Muitos associam erradamente o nome de Einstein ao desenvolvimento da bomba atómica e não à sua contestação. Como explica Orpheu Bertolami, «Einstein está para a bomba atómica como a invenção da roda está para o automóvel. Ele descobriu a equação, mas o que veio a seguir escapou-lhe completamente. Ele não esteve envolvido.» A equação E=MC2 implica a possibilidade de produzir enormes quantidades de energias a partir da conversão de massa, mas tal era impensável em 1905. Isso só se tornou possível no final dos anos 30 com a descoberta da física nuclear.
Até ao início dos anos 30, Einstein defendeu que a Grã-Bertanha e a França deviam desarmar-se para que a Alemanha não se armasse.
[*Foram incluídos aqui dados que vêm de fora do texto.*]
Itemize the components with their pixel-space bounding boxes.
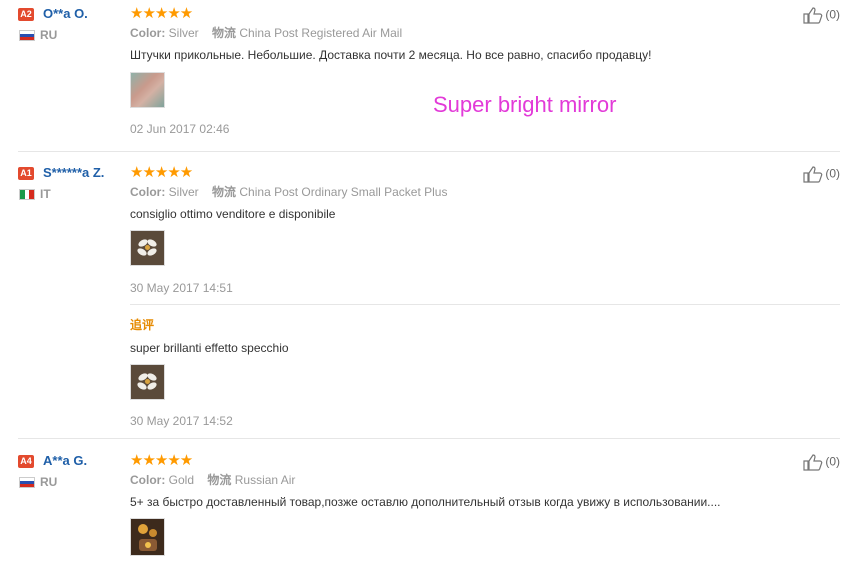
star-rating: ★★★★★ bbox=[130, 452, 193, 469]
followup-date: 30 May 2017 14:52 bbox=[130, 414, 233, 428]
followup-text: super brillanti effetto specchio bbox=[130, 341, 289, 355]
order-info: Color: Silver 物流 China Post Ordinary Sma… bbox=[130, 183, 447, 200]
review-text: Штучки прикольные. Небольшие. Доставка п… bbox=[130, 48, 652, 62]
photo-image bbox=[131, 519, 164, 555]
order-info: Color: Gold 物流 Russian Air bbox=[130, 471, 295, 488]
overlay-caption: Super bright mirror bbox=[433, 92, 617, 117]
followup-divider bbox=[130, 304, 840, 305]
review-text: 5+ за быстро доставленный товар,позже ос… bbox=[130, 495, 721, 509]
helpful-count: (0) bbox=[825, 166, 840, 181]
country-code: RU bbox=[40, 28, 58, 42]
review-date: 30 May 2017 14:51 bbox=[130, 281, 233, 295]
flag-ru-icon bbox=[19, 30, 35, 41]
helpful-button[interactable]: (0) bbox=[803, 454, 840, 471]
shipping-label: 物流 bbox=[212, 185, 237, 199]
photo-image bbox=[131, 365, 164, 399]
shipping-label: 物流 bbox=[207, 473, 232, 487]
followup-photo-thumbnail[interactable] bbox=[130, 364, 165, 400]
flag-ru-icon bbox=[19, 477, 35, 488]
thumbs-up-icon bbox=[803, 7, 823, 24]
color-value: Silver bbox=[168, 26, 199, 40]
reviewer-name[interactable]: A**a G. bbox=[43, 453, 87, 468]
photo-image bbox=[131, 231, 164, 265]
shipping-value: China Post Registered Air Mail bbox=[239, 26, 403, 40]
helpful-button[interactable]: (0) bbox=[803, 7, 840, 24]
shipping-value: Russian Air bbox=[234, 473, 296, 487]
star-rating: ★★★★★ bbox=[130, 164, 193, 181]
helpful-count: (0) bbox=[825, 7, 840, 22]
shipping-label: 物流 bbox=[212, 26, 237, 40]
review-photo-thumbnail[interactable] bbox=[130, 72, 165, 108]
helpful-count: (0) bbox=[825, 454, 840, 469]
review-text: consiglio ottimo venditore e disponibile bbox=[130, 207, 336, 221]
color-label: Color: bbox=[130, 473, 166, 487]
buyer-level-badge: A1 bbox=[18, 167, 34, 180]
color-label: Color: bbox=[130, 26, 166, 40]
order-info: Color: Silver 物流 China Post Registered A… bbox=[130, 24, 402, 41]
reviewer-name[interactable]: O**a O. bbox=[43, 6, 88, 21]
buyer-level-badge: A4 bbox=[18, 455, 34, 468]
color-label: Color: bbox=[130, 185, 166, 199]
review-divider bbox=[18, 438, 840, 439]
review-photo-thumbnail[interactable] bbox=[130, 518, 165, 556]
color-value: Gold bbox=[168, 473, 195, 487]
review-date: 02 Jun 2017 02:46 bbox=[130, 122, 230, 136]
shipping-value: China Post Ordinary Small Packet Plus bbox=[239, 185, 448, 199]
helpful-button[interactable]: (0) bbox=[803, 166, 840, 183]
thumbs-up-icon bbox=[803, 454, 823, 471]
reviewer-name[interactable]: S******a Z. bbox=[43, 165, 104, 180]
color-value: Silver bbox=[168, 185, 199, 199]
followup-label: 追评 bbox=[130, 318, 155, 332]
thumbs-up-icon bbox=[803, 166, 823, 183]
review-photo-thumbnail[interactable] bbox=[130, 230, 165, 266]
country-code: RU bbox=[40, 475, 58, 489]
buyer-level-badge: A2 bbox=[18, 8, 34, 21]
star-rating: ★★★★★ bbox=[130, 5, 193, 22]
review-divider bbox=[18, 151, 840, 152]
country-code: IT bbox=[40, 187, 51, 201]
flag-it-icon bbox=[19, 189, 35, 200]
Depois percebe que isso seria inevitável e, a partir de 1932, advoga que se deve fazer frente a Hitler.
Já durante a II Guerra Mundial, Einstein escreve ao presidente Roosevelt dos EUA alertando para o perigo que a humanidade corria por os nazis possuirem minas de urânio e chamando a atenção para o facto de que a física alemã era suficientemente avançada para desenvolver armas nucleares. Mais tarde, com a capitulação da Alemanha, ele escreve novamente a Roosevelt dizendo que não havia qualquer necessidade de usar as armas nucleares entretanto desenvolvidas e que a sua utilização iria gerar uma corrida armamentista muito perigosa. Não foi atendido pelo presidente seguinte, Truman, e duas bombas foram lançadas no Japão.
Einstein, filho de uma família judia, esteve também ligado ao sionismo, mas defendia que o convívio pacífico entre Israel e Palestinianos só era possível com a existência de dois Estados independentes. «A política para ele era a arte de discutir os prós e os contras e chegar a um compromisso», refere Orpheu Bertolami.
Investir no País é apostar na física
A física não é levada a sério pelo poder em Portugal. Quem perde é o País e aqueles que se dedicaram durante anos a estudar esta área e que agora não encontram emprego. «A física faz parte da cultura da humanidade e esta só vai avançar se gastar muito tempo e muito dinheiro em física», afirma Orpheu Bertolami, lembrando que a física deu contributos fundamentais para melhorar a qualidade de vida, nomeadamente desenvolvendo todos os métodos de diagnóstico médico, do Raio X ao TAC.
Para o professor, comemorar a publicação dos quatro primeiros trabalhos de Einstein só faz sentido como uma plataforma para o futuro. «No caso de Portugal, é uma questão particularmente candente porque todos nós temos de compreender que é preciso gastar dinheiro em ciência e na formação das pessoas, dar empregos às pessoas que têm essas qualificações, que responderam ao chamamento que foi feito há alguns anos: venham fazer ciência, porque é divertido, é gratificante e é importante para o País. Muitos aceitaram o convite, mas já encontraram os limites institucionais: não têm emprego, são obrigados a ir trabalhar para o estrangeiro ou adoptam outra profissão», refere.
Bertolami considera prioritária a criação de condições para «esses jovens que se graduaram com as melhores notas, foram para o estrangeiro fazer óptimos doutoramentos, passaram pelos melhores grupos de investigação. Seria um crime e um disparate do ponto de vista económico.» Bertolami defende ainda modificações na carreira universitária de forma a estimular a investigação científica e abrir espaço para novas pessoas. «Teria um reflexo muito positivo na economia e traria prestígio para Portugal», argumenta.